Medtronic (+1%), the medical device maker, beat consensus estimates for the fiscal third quarter on Wall Street. The Dublin-based group posted net profit of $1.22 billion, or 92 cents per share, for the quarter ending January 27, compared with $1.48 billion a year earlier. Adjusted earnings per share were $1.30, versus a FactSet consensus of $1.27. Sales fell from $7.76 billion to $7.73 billion, also ahead of the FactSet consensus of $7.54 billion. Chief Executive Geoffrey Martha said revenue was boosted by strong performance in the cardiovascular and neuroscience portfolios, in diabetes markets outside the United States and by improved product availability. Medtronic expects fourth-quarter EPS to be between $5.28 and $5.30.

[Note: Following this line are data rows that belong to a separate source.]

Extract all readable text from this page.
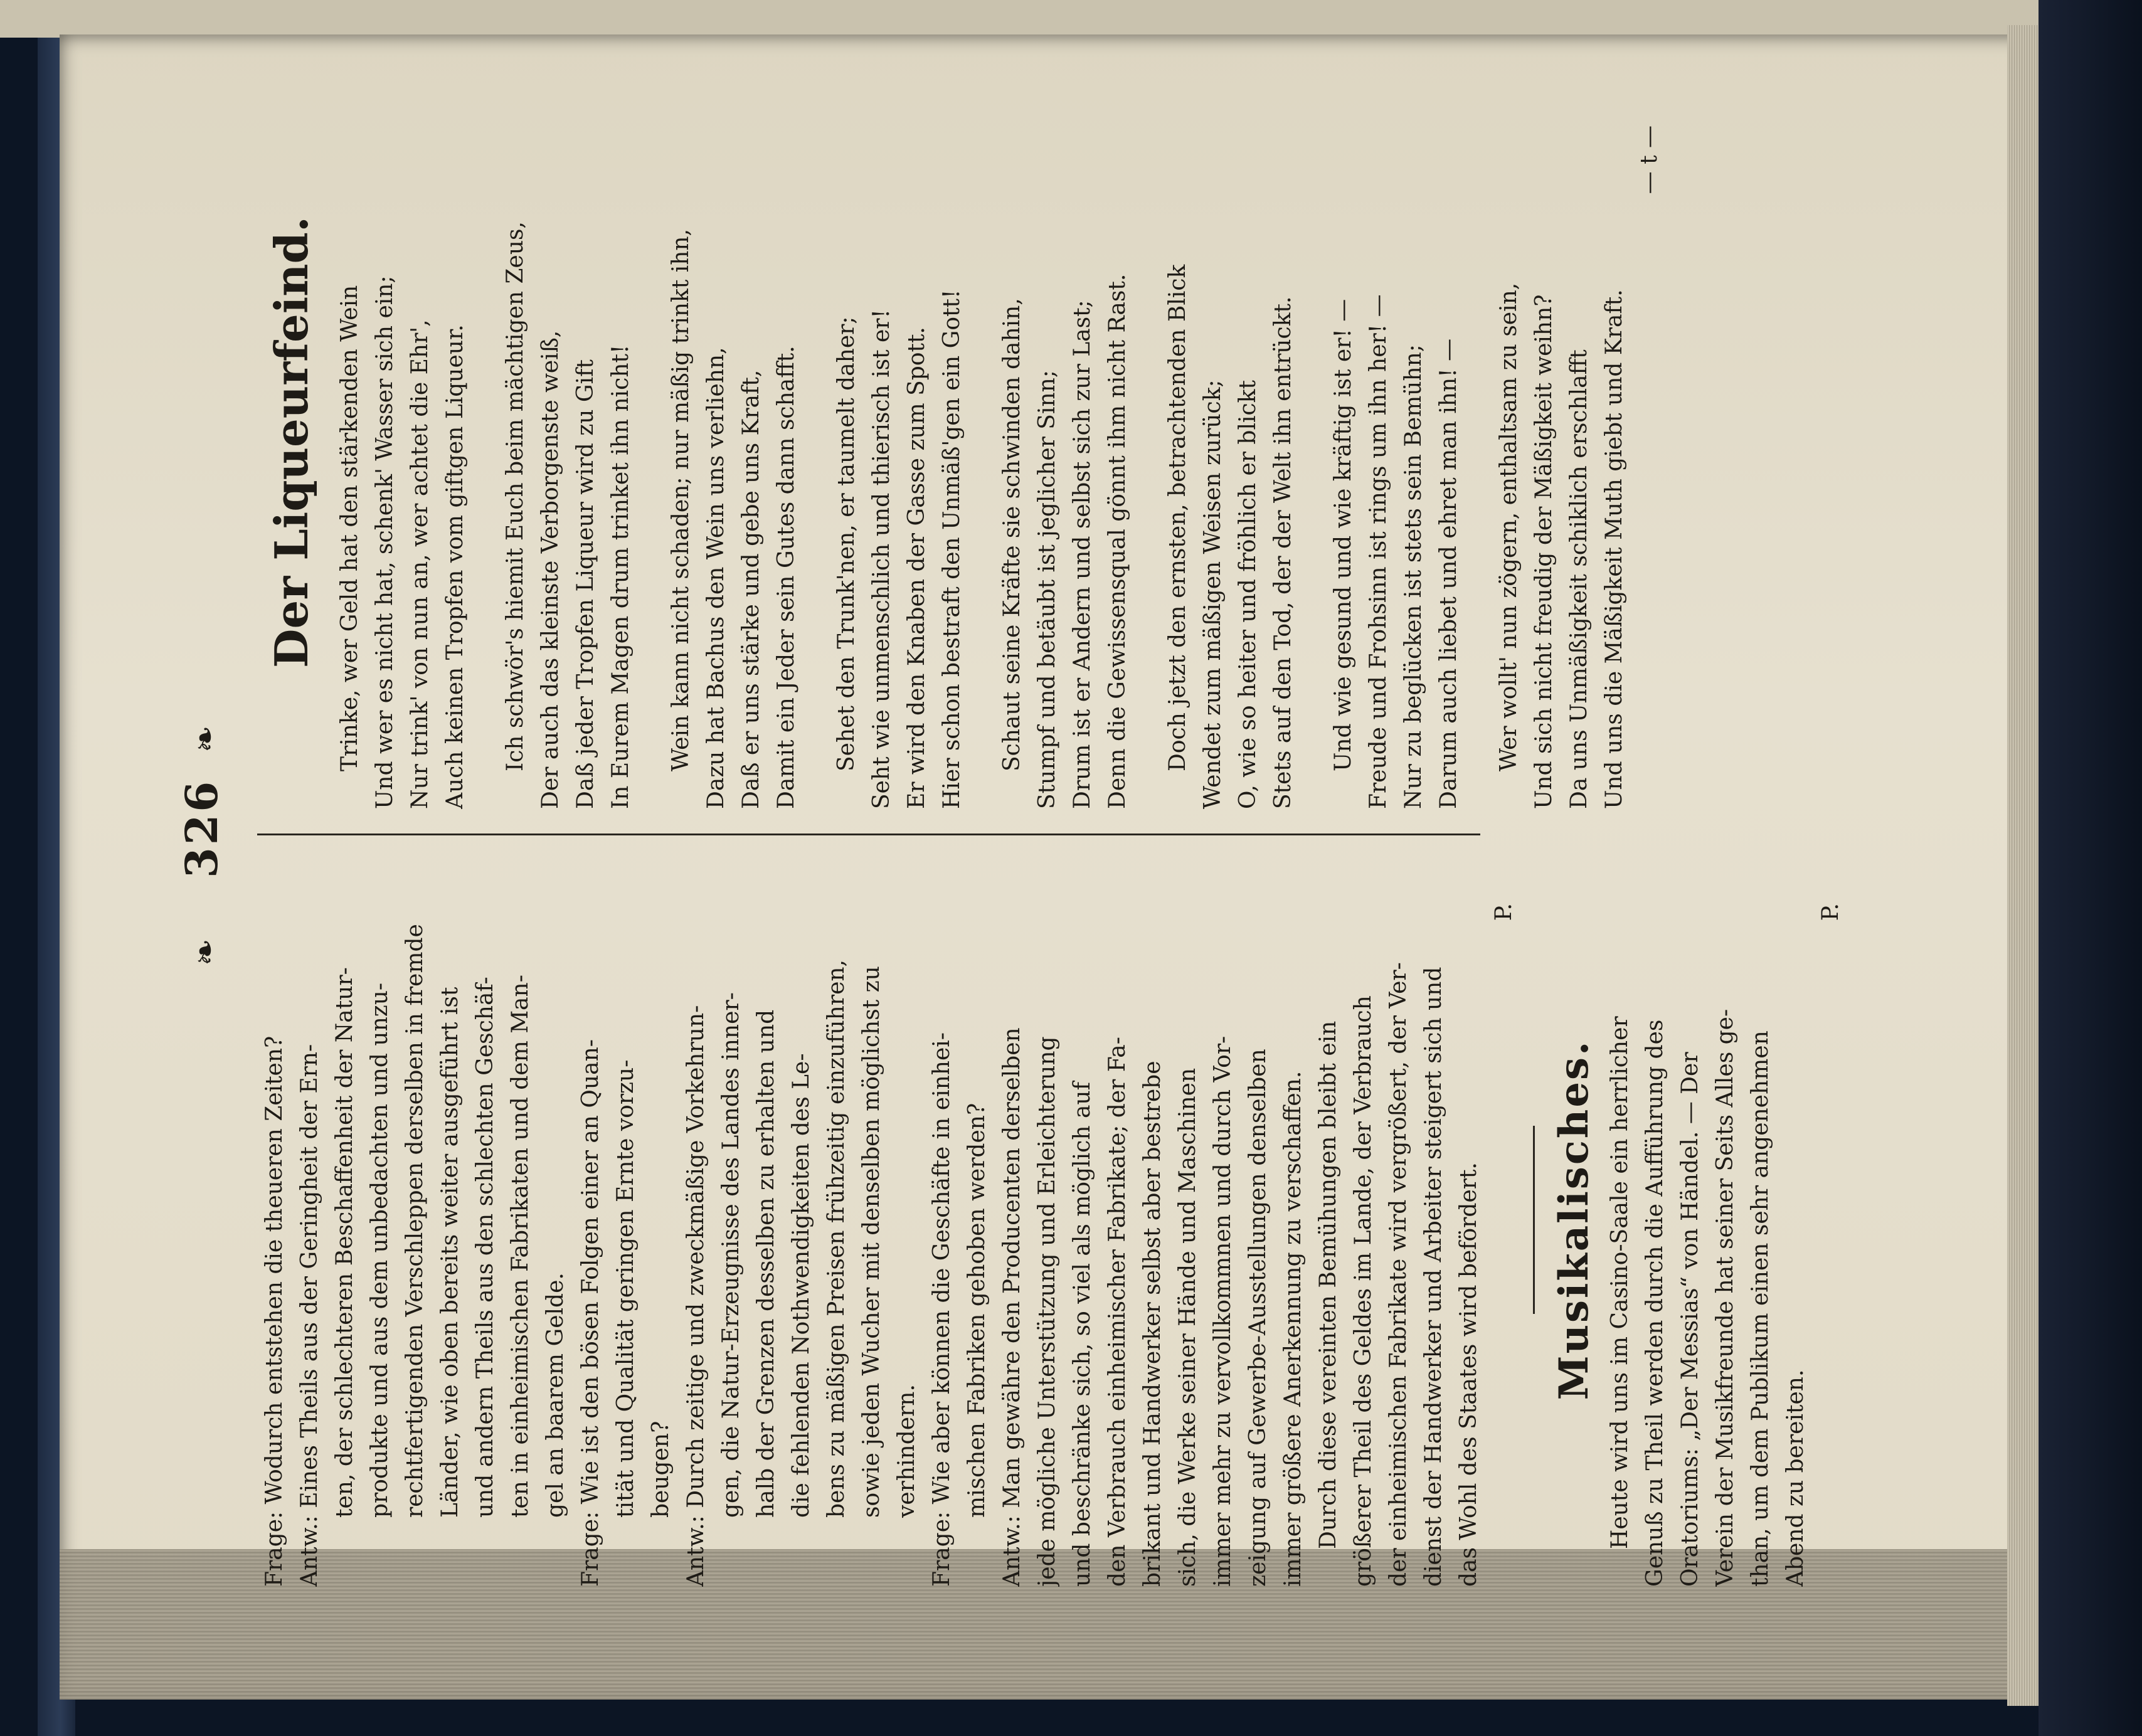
❧
326
❧
Frage: Wodurch entstehen die theueren Zeiten? Antw.: Eines Theils aus der Geringheit der Ern- ten, der schlechteren Beschaffenheit der Natur- produkte und aus dem unbedachten und unzu- rechtfertigenden Verschleppen derselben in fremde Länder, wie oben bereits weiter ausgeführt ist und andern Theils aus den schlechten Geschäf- ten in einheimischen Fabrikaten und dem Man- gel an baarem Gelde. Frage: Wie ist den bösen Folgen einer an Quan- tität und Qualität geringen Ernte vorzu- beugen? Antw.: Durch zeitige und zweckmäßige Vorkehrun- gen, die Natur-Erzeugnisse des Landes inner- halb der Grenzen desselben zu erhalten und die fehlenden Nothwendigkeiten des Le- bens zu mäßigen Preisen frühzeitig einzuführen, sowie jeden Wucher mit denselben möglichst zu verhindern. Frage: Wie aber können die Geschäfte in einhei- mischen Fabriken gehoben werden? Antw.: Man gewähre den Producenten derselben jede mögliche Unterstützung und Erleichterung und beschränke sich, so viel als möglich auf den Verbrauch einheimischer Fabrikate; der Fa- brikant und Handwerker selbst aber bestrebe sich, die Werke seiner Hände und Maschinen immer mehr zu vervollkommnen und durch Vor- zeigung auf Gewerbe-Ausstellungen denselben immer größere Anerkennung zu verschaffen. Durch diese vereinten Bemühungen bleibt ein größerer Theil des Geldes im Lande, der Verbrauch der einheimischen Fabrikate wird vergrößert, der Ver- dienst der Handwerker und Arbeiter steigert sich und das Wohl des Staates wird befördert.
P.
Musikalisches. Heute wird uns im Casino-Saale ein herrlicher Genuß zu Theil werden durch die Aufführung des Oratoriums: „Der Messias“ von Händel. — Der Verein der Musikfreunde hat seiner Seits Alles ge- than, um dem Publikum einen sehr angenehmen Abend zu bereiten.
P.
Der Liqueurfeind. Trinke, wer Geld hat den stärkenden Wein Und wer es nicht hat, schenk' Wasser sich ein; Nur trink' von nun an, wer achtet die Ehr', Auch keinen Tropfen vom giftgen Liqueur. Ich schwör's hiemit Euch beim mächtigen Zeus, Der auch das kleinste Verborgenste weiß, Daß jeder Tropfen Liqueur wird zu Gift In Eurem Magen drum trinket ihn nicht! Wein kann nicht schaden; nur mäßig trinkt ihn, Dazu hat Bachus den Wein uns verliehn, Daß er uns stärke und gebe uns Kraft, Damit ein Jeder sein Gutes dann schafft. Sehet den Trunk'nen, er taumelt daher; Seht wie unmenschlich und thierisch ist er! Er wird den Knaben der Gasse zum Spott. Hier schon bestraft den Unmäß'gen ein Gott! Schaut seine Kräfte sie schwinden dahin, Stumpf und betäubt ist jeglicher Sinn; Drum ist er Andern und selbst sich zur Last; Denn die Gewissensqual gönnt ihm nicht Rast. Doch jetzt den ernsten, betrachtenden Blick Wendet zum mäßigen Weisen zurück; O, wie so heiter und fröhlich er blickt Stets auf den Tod, der der Welt ihn entrückt. Und wie gesund und wie kräftig ist er! — Freude und Frohsinn ist rings um ihn her! — Nur zu beglücken ist stets sein Bemühn; Darum auch liebet und ehret man ihn! — Wer wollt' nun zögern, enthaltsam zu sein, Und sich nicht freudig der Mäßigkeit weihn? Da uns Unmäßigkeit schiklich erschlafft Und uns die Mäßigkeit Muth giebt und Kraft.
— t —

Ingersoll-Rand (-2%), the American supplier of industrial products, announced for its fourth quarter revenues of 1.62 billion dollars, up 14%, including 19% organic growth. Quarterly orders were fairly flat at 1.48 billion. Group net profit was $217 million or 53 cents per share, while adjusted profit was $295 million or 72 cents per share. The consensus was 62 cents adjusted EPS for $1.54 billion in revenue. Quarterly Adjusted EBITDA increased 23% to $420 million, for a 25.9% margin up 180 basis points. Revenue growth for the full year 2023 is expected between 7 and 9%, for an adjusted Ebitda of 1.57 to 1.63 billion dollars, up from 9 to 14%. 2023 adjusted EPS is expected between $2.48 and $2.58, up 5 to 9%.

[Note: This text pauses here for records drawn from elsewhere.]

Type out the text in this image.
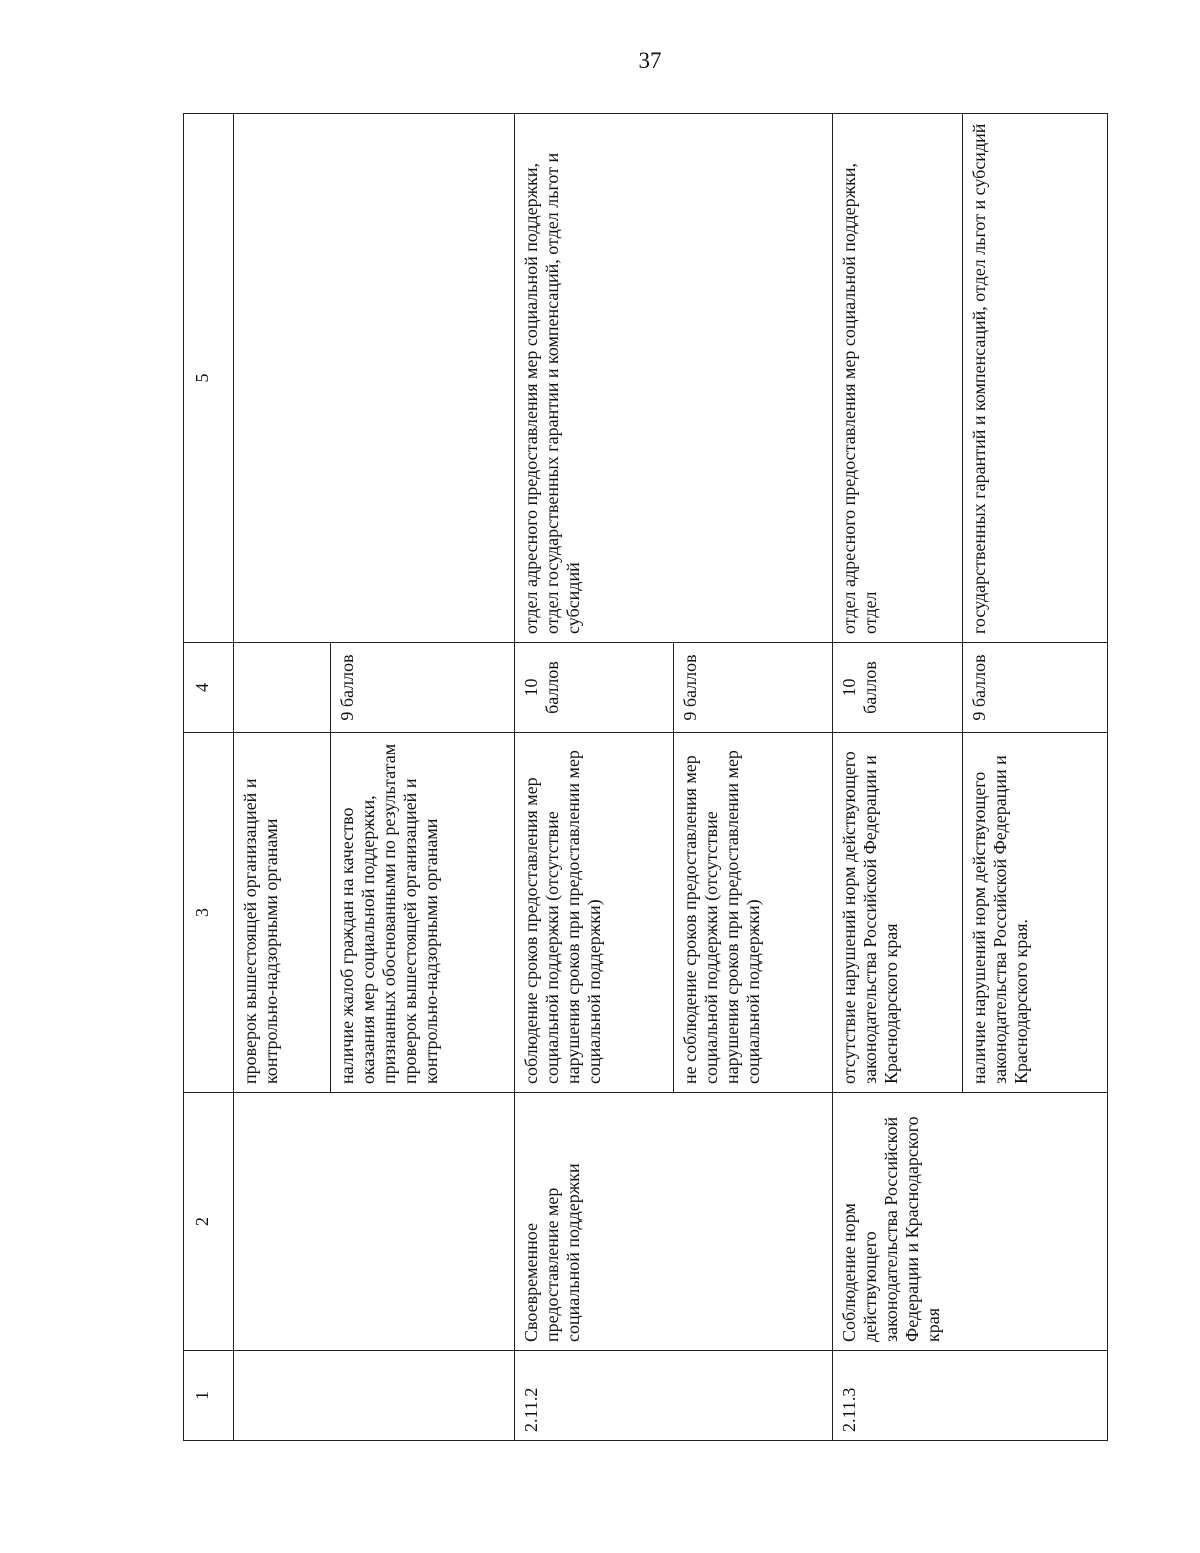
37
1	2	3	4	5
		проверок вышестоящей организацией и контрольно-надзорными органами		
		наличие жалоб граждан на качество оказания мер социальной поддержки, признанных обоснованными по результатам проверок вышестоящей организацией и контрольно-надзорными органами	9 баллов	
2.11.2	Своевременное предоставление мер социальной поддержки	соблюдение сроков предоставления мер социальной поддержки (отсутствие нарушения сроков при предоставлении мер социальной поддержки)	10 баллов	отдел адресного предоставления мер социальной поддержки, отдел государственных гарантии и компенсаций, отдел льгот и субсидий
		не соблюдение сроков предоставления мер социальной поддержки (отсутствие нарушения сроков при предоставлении мер социальной поддержки)	9 баллов	
2.11.3	Соблюдение норм действующего законодательства Российской Федерации и Краснодарского края	отсутствие нарушений норм действующего законодательства Российской Федерации и Краснодарского края	10 баллов	отдел адресного предоставления мер социальной поддержки, отдел
		наличие нарушений норм действующего законодательства Российской Федерации и Краснодарского края.	9 баллов	государственных гарантий и компенсаций, отдел льгот и субсидий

General Mills (+4%) raised its 2023 forecast to reflect the increase in its prices and performance. The Cheerios, Nature Valley and Blue Buffalo branded group now expects adjusted earnings per share growth of 7% to 8% in constant currency and sales growth of around 10%. General Mills intends to continue investing in its North American retail business, digital capabilities, strategic revenue management and supply chain digitization. In its pet food division, the firm expects to benefit from the renovation and innovation of its Wilderness dry dog ​​food line, a trial of a new range of refrigerated dog food for Blue Buffalo dogs, innovations and novelties on its natural treats for animals (…). It also plans to expand its Blue Buffalo offering in China.

Meta (+1%) seems to be inspired greatly by Elon Musk’s Twitter. Thus, the group of Mark Zuckerberg will offer a subscription service for verified accounts for Facebook and Instagram, which is obviously reminiscent of Twitter Blue. Zuckerberg said over the weekend that Meta is rolling out paid verification for Facebook and Instagram. The CEO of Meta explained that the “Meta Verified” subscription service would be offered for $11.99 monthly on the Web, or $14.99 per month on mobile. This new formula, which will be deployed to start in Australia and New Zealand this week, aims according to Zuckerberg to improve the authenticity of profiles and exchanges, as well as the security of services. Incidentally, it is an additional flow of income for the group, which is struggling to maintain its profitability in the face of the efforts made for its development of the metaverse.

You’re here (-2%) would consider acquiring the Canadian firm Sigma Lithium, according to Bloomberg. People with knowledge of the matter quoted by the agency indicate that the owners of Sigma Lithium, which capitalizes approximately 4.2 billion Canadian dollars or 3.1 billion US dollars, are considering a sale. The filing is one of several options for Tesla in the battery metal mining segment. The electric vehicle maker led by Elon Musk is said to have discussed with potential advisers a possible bid for ‘Sigma’, whose stock price has already doubled since last summer.